From normal distribution to the lognormal distrubtion; where does $1/x$ come from? So the normal distribution is given by $\frac{1}{\sqrt{2\pi\sigma^2}}\exp\left(-\frac{(x-\mu)^2}{2\sigma^2}\right)$; Now the lognormal distribution is related to this by $y = e^x$ so the distrbution should be $\frac{1}{\sqrt{2\pi\sigma^2}}\exp\left(-\frac{(\ln(y)-\mu)^2}{2\sigma^2}\right)$, but apparently it is $\frac{1}{\color{red}{y}\sqrt{2\pi\sigma^2}}\exp\left(-\frac{(\ln(y)-\mu)^2}{2\sigma^2}\right)$, so where does this $\frac{1}{\color{red}{y}}$?
It's apparent to me that this substitution is invalid, so the question is really: What's the valid way to do it?
 A: Apply the following theorem, from Requirements for transformation functions in probability theory
Let $X$ be an absolutely continuous random variable with support $S$ and probability density function $f(x)$. Let $g: \mathbb{R} \to \mathbb{R}$ be one-to-one and differentiable on $S$. If 
$$\frac{dg^{-1}(y)}{dy}  \ne 0, \qquad \forall y \in g(S)$$
then the probability density of $Y$ is 
$$f_Y(y) = f_X(g^{-1}(y)) \left|{\frac{dg^{-1}(y)}{dy}}\right|, \qquad \forall y \in g(S)$$ 
The term $\dfrac{1}{y}$ comes from $\left|{\dfrac{dg^{-1}(y)}{dy}}\right|$, because in your case $g(x) = e^x$ and $g^{-1}(y) = \ln y$. 
A: It comes from the chain rule.
You have $\log Y\sim N(\mu,\sigma^2),$ so
\begin{align}
& \Pr( Y \le y) = \Pr(\log Y \le \log y) = \Pr\left( \frac{(\log Y) - \mu}{\sigma} \le \frac{(\log y) - \mu}{\sigma} \right) \\[10pt]

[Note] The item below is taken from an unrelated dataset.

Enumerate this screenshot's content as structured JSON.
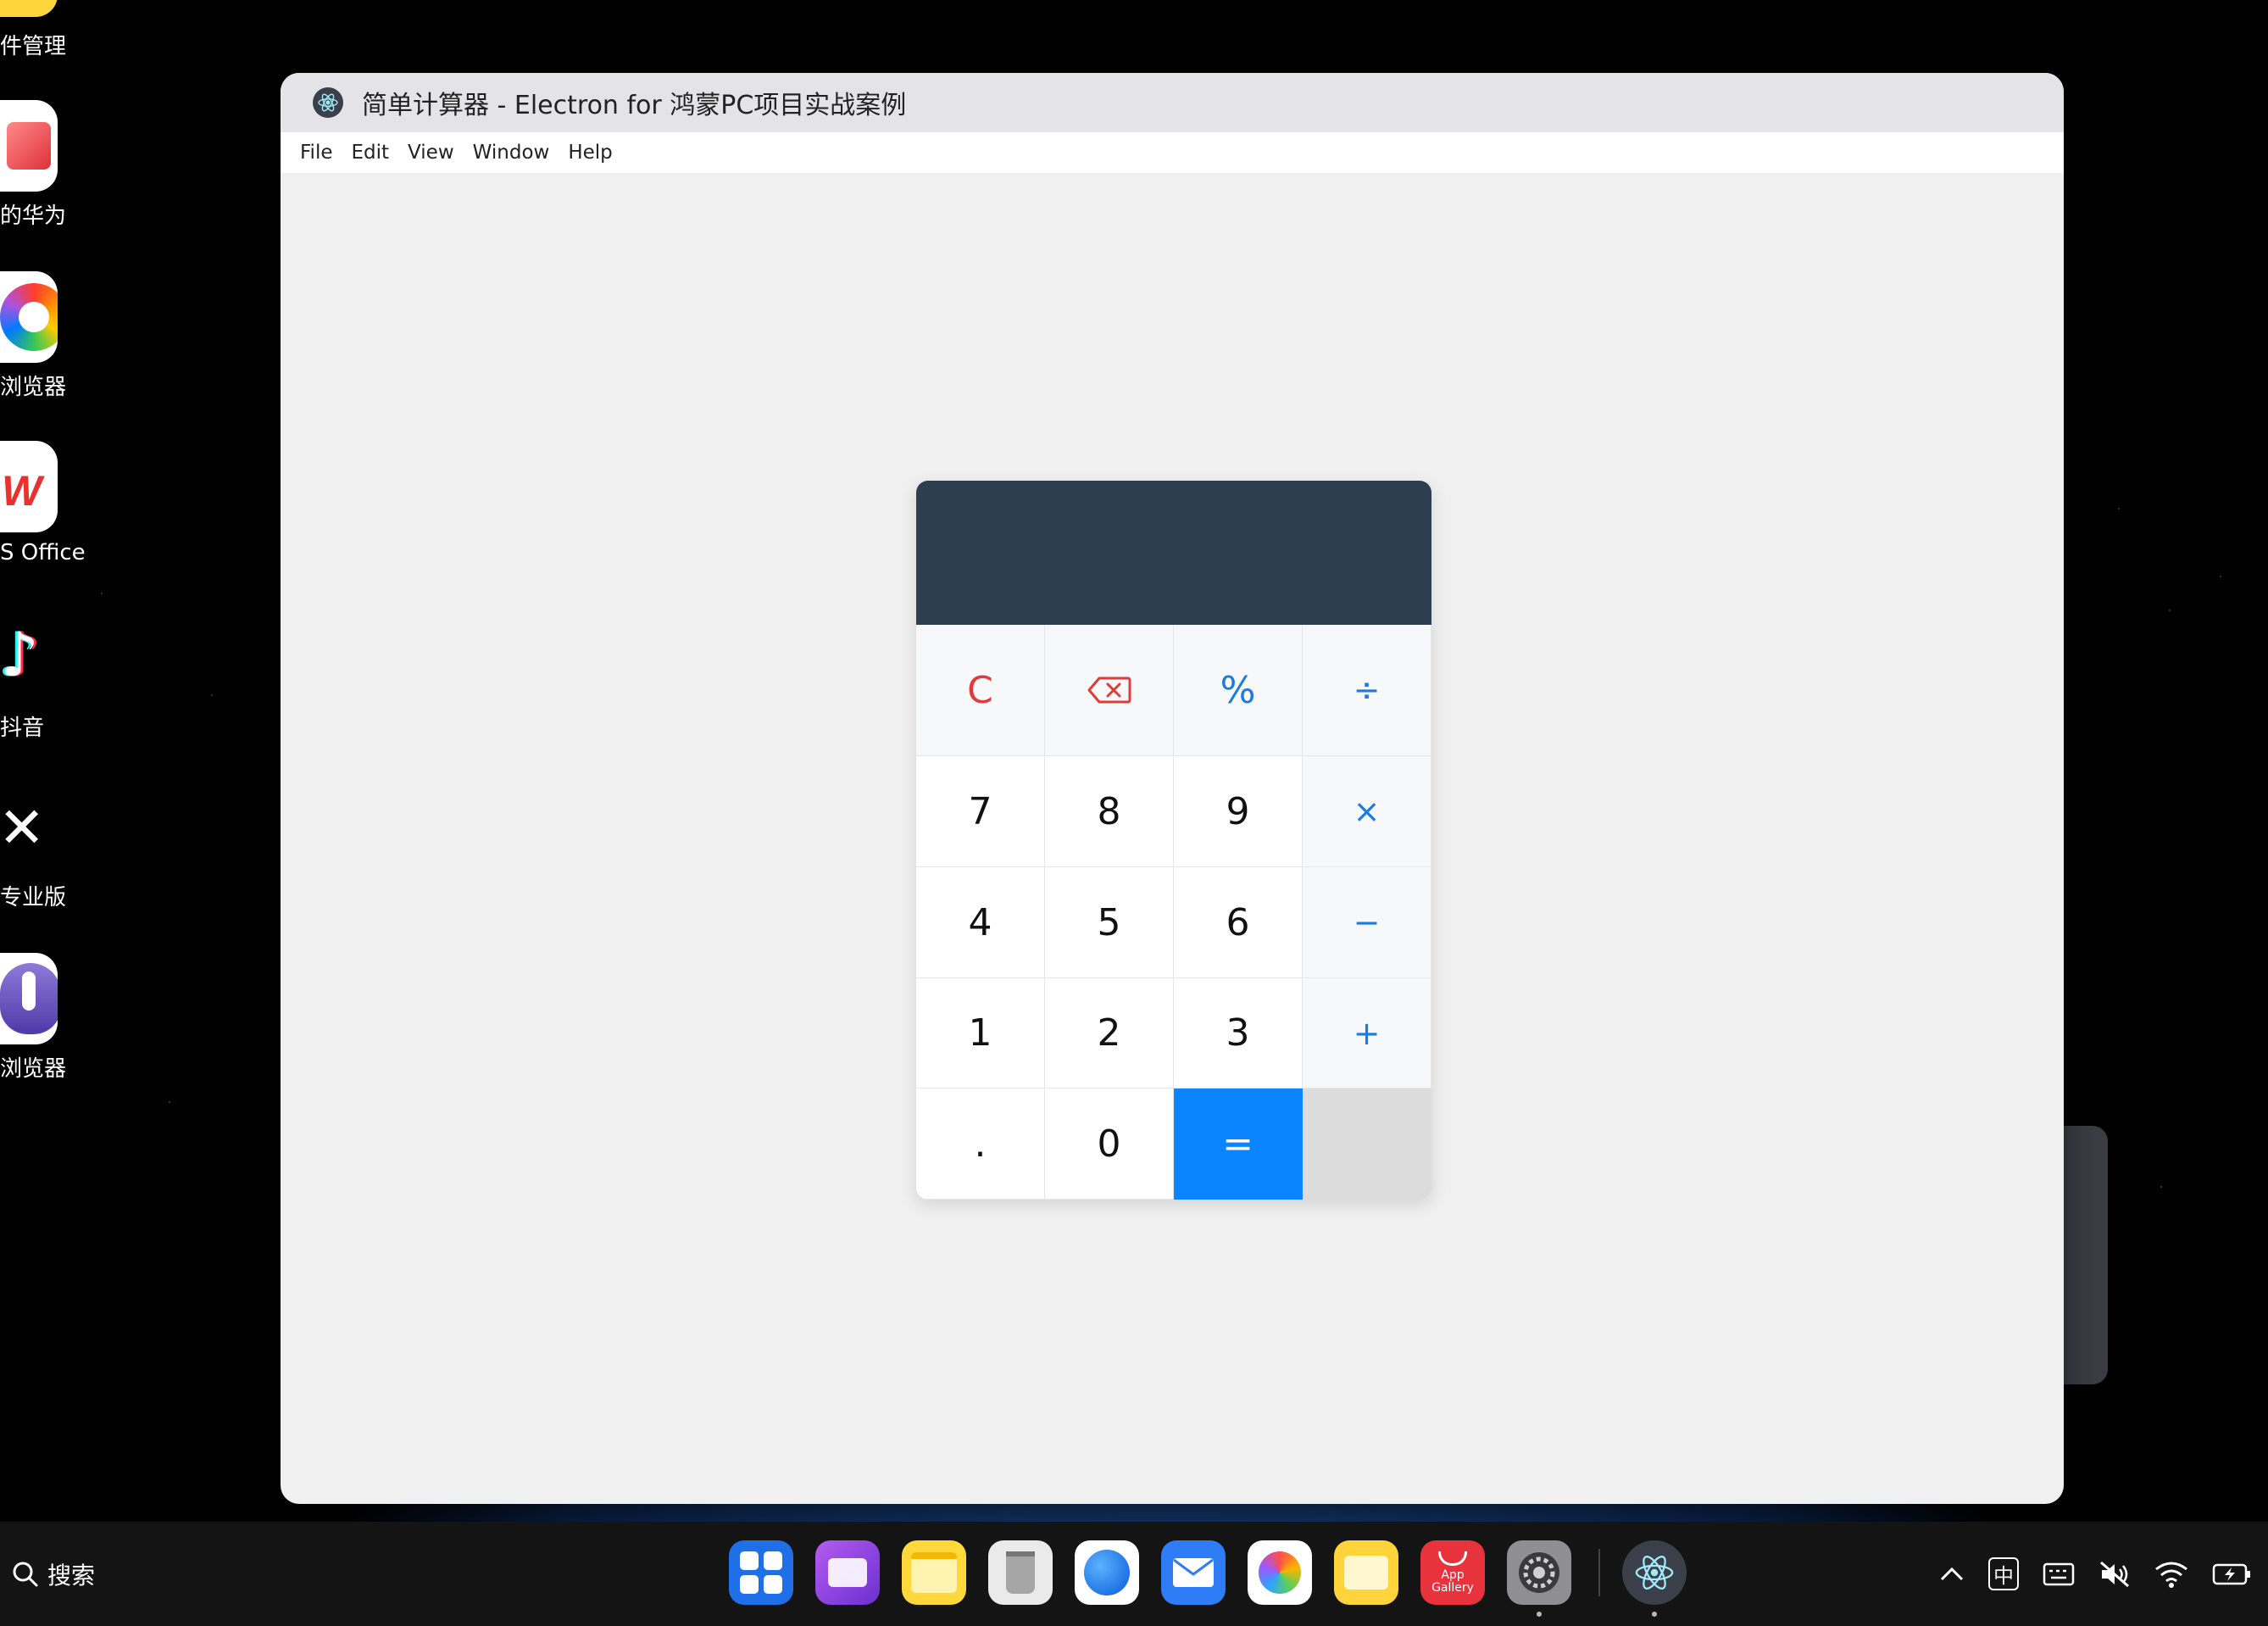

= {} & \int_{-\infty}^{((\log y) - \mu)/\sigma} \frac 1 {\sqrt{2\pi\,}} e^{-z^2/2} \, dz,
\end{align}
and so
\begin{align}
\frac d {dy} \Pr(Y \le y) = \frac 1 {\sqrt{2\pi}} e^{-(((\log y) - \mu)/\sigma)^2/2} \cdot \frac d {dy} \, \frac{(\log y) -\mu} \sigma.
\end{align}
This is the chain rule, applied thus:
$$
\frac d {ds} \int_{\text{some number}}^{g(s)} h(w) \, dw = h(g(s)) \cdot \frac d {ds} g(s).
$$
Alternatively, one could do the following:
$$
\begin{align}
\Pr(Y\le y) & = \Pr( \log Y \le \log y) = \int_{-\infty}^{\log y} \frac 1 {\sigma\sqrt{2\pi}} e^{-(w - \mu)/\sigma)^2/2} \, dw \\[10pt]
\text{and consequently } \frac d {dy} \Pr(Y \le y) & = \frac 1 {\sigma\sqrt{2\pi}} e^{-((\log y) - \mu)/\sigma)^2/2} \cdot \frac d {dy} \log y.
\end{align}
$$
The bottom line will be the same.